Очень много ростков потянулось у меня, когда я начал работать над Тарковским. Из зерна одной мысли, брошенной в "Дневнике писателя": что, если бы Достоевскому предложили выбрать либо прекрасный, современный мир, без всех мучительных противоречий, но без детей, либо мир, какой он есть, со всем его ужасом, но с детьми, то он выбрал бы второе. Я помнил этот выбор больше шестидесяти лет, но только как гиперболу личного чувства, без какой бы то ни было философии. И вдруг осознал целую онтологическую доктрину: прав был Бог, сотворив мир таким, какой есть: с рождением, за которым следует смерть, с хрупкостью добра, красотой сильно развитой личности, отдающей себя всю всем, и ясностью детской улыбки. Ум человека может захватить Солярис, где нет ничего отдельного и нет борьбы особей, ненависти, поедания друг друга, но сердце не откликается на единство без шипов и без роз, без предательства Иуды - но и без подвига Христа. Этот выбор - не ответ Ивану Карамазову, но противовес его вопросу: почему страдают дети? почему страдает Иов? почему страдает все живое?

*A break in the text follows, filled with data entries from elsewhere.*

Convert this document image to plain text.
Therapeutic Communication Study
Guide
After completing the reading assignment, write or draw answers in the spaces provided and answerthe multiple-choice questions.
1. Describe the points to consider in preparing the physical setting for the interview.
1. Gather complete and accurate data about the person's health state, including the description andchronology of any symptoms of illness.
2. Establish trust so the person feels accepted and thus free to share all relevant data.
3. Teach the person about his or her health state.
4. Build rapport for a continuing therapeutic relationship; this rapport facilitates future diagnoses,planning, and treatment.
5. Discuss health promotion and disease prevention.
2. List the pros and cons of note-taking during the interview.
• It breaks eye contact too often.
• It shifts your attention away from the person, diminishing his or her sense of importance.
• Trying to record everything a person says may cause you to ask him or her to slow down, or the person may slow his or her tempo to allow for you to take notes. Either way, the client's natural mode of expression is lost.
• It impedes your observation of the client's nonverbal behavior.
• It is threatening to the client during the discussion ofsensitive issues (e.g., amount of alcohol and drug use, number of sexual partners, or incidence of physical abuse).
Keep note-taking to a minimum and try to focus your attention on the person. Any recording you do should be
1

Иван готов верить, что где-то, за квадрильон верст и лет, есть совершенная гармония. На глубине бытия зла нет, - писал Августин. Но почему так мучительно противоречива поверхность бытия, где рождаются, страдают и умирают? Отвлеченный ответ здесь давно известен; вернее - множество ответов. Но они не насыщают сердца. Пока сердце живет только на поверхности бытия, оно не может примириться с порядком, при котором жизнь ведет к смерти и мысль, в своем стремлении к истине, запутывается во лжи. Здесь стена, говорил подпольный человек, законы природы, но он не может не согласиться, что гармония достижима только в общем и целом, и для экологического равновесия волки должны поедать зайцев. Гармония не утешает единичного зайца, попавшего в волчьи зубы. Сердце не смиряется со стеной.

Там, где нет "я", где остается только Божье "Ты", в целостной вечности, - зла нет. И найдено убежище от страдания: духовное погружение в эту вечность. Но как представить себе, как пережить это убежище, как сделать его доступным неопытному сердцу? Сердцу нужен образ. И буддизм, начав со строгого языка понятий, не обошелся без образов, без мифов о чистой земле, о башне Майтрейи и т.п. И в нашей культуре образ Бога царит над всеми понятиями и погружение в глубину - это погружение в царствие Божье, которое внутри нас. Глубину легче почувствовать через метафору.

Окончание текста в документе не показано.